04yacode

One More Year


Initial expectations were that the commission would be able to submit proposed revisions to the model judicial code for consideration this year by the ABA’s policy-making House of Delegates.

But the commission, created in September 2003, is now planning to complete its redraft of the ABA code–which serves as the basis for most state judicial conduct rules–in time for consideration by the House in 2006, says chair Mark I. Harrison of Phoenix.

Harrison says he doesn’t want to rush the final product. “We’re contemplating a lot of fairly significant changes,” he says. “We’ve got a lot of work to do.”

The commission was at work during the ABA Midyear Meeting in Salt Lake City, where it held its eighth public hearing to get feed­back on its proposed revisions to the model judi­cial code.

So far, most input has come from judges’ groups and professional responsibility organizations.
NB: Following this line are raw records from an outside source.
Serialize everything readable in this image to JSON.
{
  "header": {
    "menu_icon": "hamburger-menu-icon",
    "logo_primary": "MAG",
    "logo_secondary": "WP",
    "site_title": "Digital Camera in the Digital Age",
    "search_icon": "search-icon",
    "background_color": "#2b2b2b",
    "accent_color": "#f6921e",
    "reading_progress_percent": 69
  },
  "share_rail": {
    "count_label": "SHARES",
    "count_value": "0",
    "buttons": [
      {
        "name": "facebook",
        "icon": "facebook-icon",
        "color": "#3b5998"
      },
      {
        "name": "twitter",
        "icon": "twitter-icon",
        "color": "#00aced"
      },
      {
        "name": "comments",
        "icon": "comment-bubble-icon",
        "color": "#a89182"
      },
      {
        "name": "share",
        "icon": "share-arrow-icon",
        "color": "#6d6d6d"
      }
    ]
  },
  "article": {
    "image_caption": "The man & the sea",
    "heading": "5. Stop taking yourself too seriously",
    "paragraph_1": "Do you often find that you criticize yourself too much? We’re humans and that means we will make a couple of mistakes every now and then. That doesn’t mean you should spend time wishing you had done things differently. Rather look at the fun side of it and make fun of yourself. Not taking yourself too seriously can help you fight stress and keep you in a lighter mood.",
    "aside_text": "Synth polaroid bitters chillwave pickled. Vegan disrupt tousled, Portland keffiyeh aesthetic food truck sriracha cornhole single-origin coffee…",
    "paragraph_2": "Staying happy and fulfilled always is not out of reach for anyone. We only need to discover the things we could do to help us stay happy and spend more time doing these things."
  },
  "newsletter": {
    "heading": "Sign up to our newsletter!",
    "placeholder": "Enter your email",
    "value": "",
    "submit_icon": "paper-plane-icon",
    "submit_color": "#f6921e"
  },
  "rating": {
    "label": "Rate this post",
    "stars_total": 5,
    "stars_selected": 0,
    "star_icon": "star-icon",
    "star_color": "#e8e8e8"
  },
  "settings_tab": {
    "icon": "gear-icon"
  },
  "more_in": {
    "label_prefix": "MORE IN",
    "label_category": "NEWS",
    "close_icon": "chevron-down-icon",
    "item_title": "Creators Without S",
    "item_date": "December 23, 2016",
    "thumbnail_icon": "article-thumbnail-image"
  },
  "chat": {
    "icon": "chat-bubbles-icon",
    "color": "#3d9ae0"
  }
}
But Harrison says the commis­sion still welcomes more feedback, especially from state and local bar groups, which so far have largely been silent on the commission’s preliminary proposals to revise the canons–which set forth standards for judicial conduct and the commentaries that discuss those standards in detail.

Harrison says the commission has largely finished its drafting of the canons themselves, including Canon 5, which covers political activity by judges, as well as candidates for judicial office. The proposed revisions to that canon, which the commission released shortly before February’s midyear meeting, would set different rules on political activity by sitting judges and candidates for judicial office.